The paper proposes a “no‑scale” version of Brans‑Dicke (BD) gravity in which the Planck mass is not a fundamental constant but is generated dynamically by the vacuum expectation value of a scalar field ϕ. In the conventional BD theory the scalar ϕ couples non‑minimally to curvature (ξ ϕ² R) and inevitably yields a massless scalar degree of freedom χ (the logarithm of ϕ) that mediates a long‑range fifth force, in conflict with precision tests of gravity. The authors eliminate this problem by enforcing strict scale‑invariance: every dimensionful parameter in the Standard Model (SM) – the Higgs mass term, right‑handed neutrino Majorana masses, etc. – is replaced by a coupling to ϕ². Consequently, after a Weyl transformation to the Einstein frame the χ field does not appear in any tree‑level interaction with SM fields.

Quantum corrections could re‑introduce χ‑matter couplings through running couplings. To prevent this, the authors adopt a scale‑invariant renormalisation prescription: the UV cutoff (or renormalisation scale) is taken to be proportional to √(ξ) ϕ, i.e. Λ = c √(ξ) ϕ with c < 1. All β‑functions are then evaluated at a fixed reference scale c Mₚₗ, which guarantees that the shift symmetry of χ survives at the quantum level. Thus χ remains a completely decoupled, ultralight (effectively massless) scalar that does not generate a fifth force.

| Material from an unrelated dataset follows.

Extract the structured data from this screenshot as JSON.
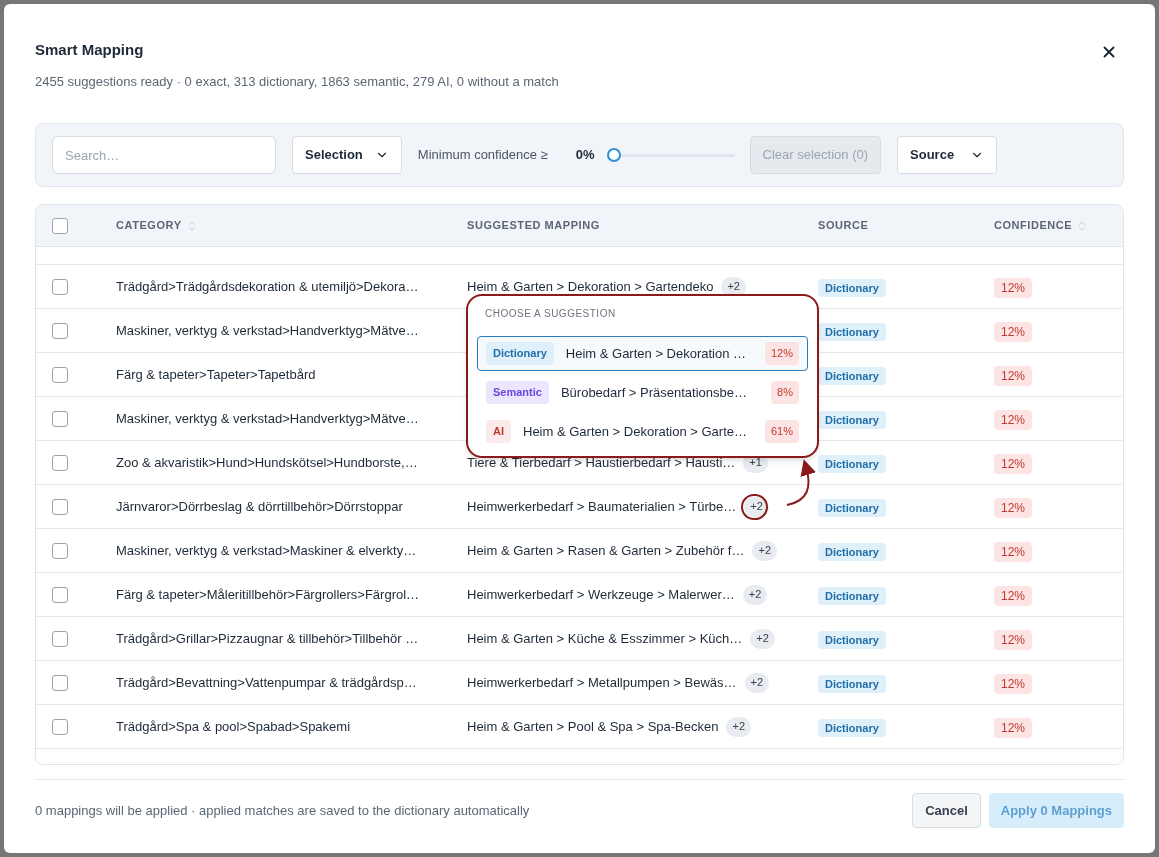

The theory is then extended by adding a dimension‑less R² term and, later, a non‑minimal Higgs‑curvature coupling |H|²R. The R² term is linearised with an auxiliary field X, leading to a Lagrangian containing two scalar degrees of freedom: the massless χ and a massive combination Θ that depends on both ϕ and X. After the Weyl rescaling, the kinetic term for Θ becomes singular at Θ = 1, which flattens the scalar potential near this point. Defining a canonically normalised inflaton σ through Θ = cosh²(σ/√6 Mₚₗ), the potential takes the form

V(σ) = (9 λ/4 ξ² α) Mₚₗ⁴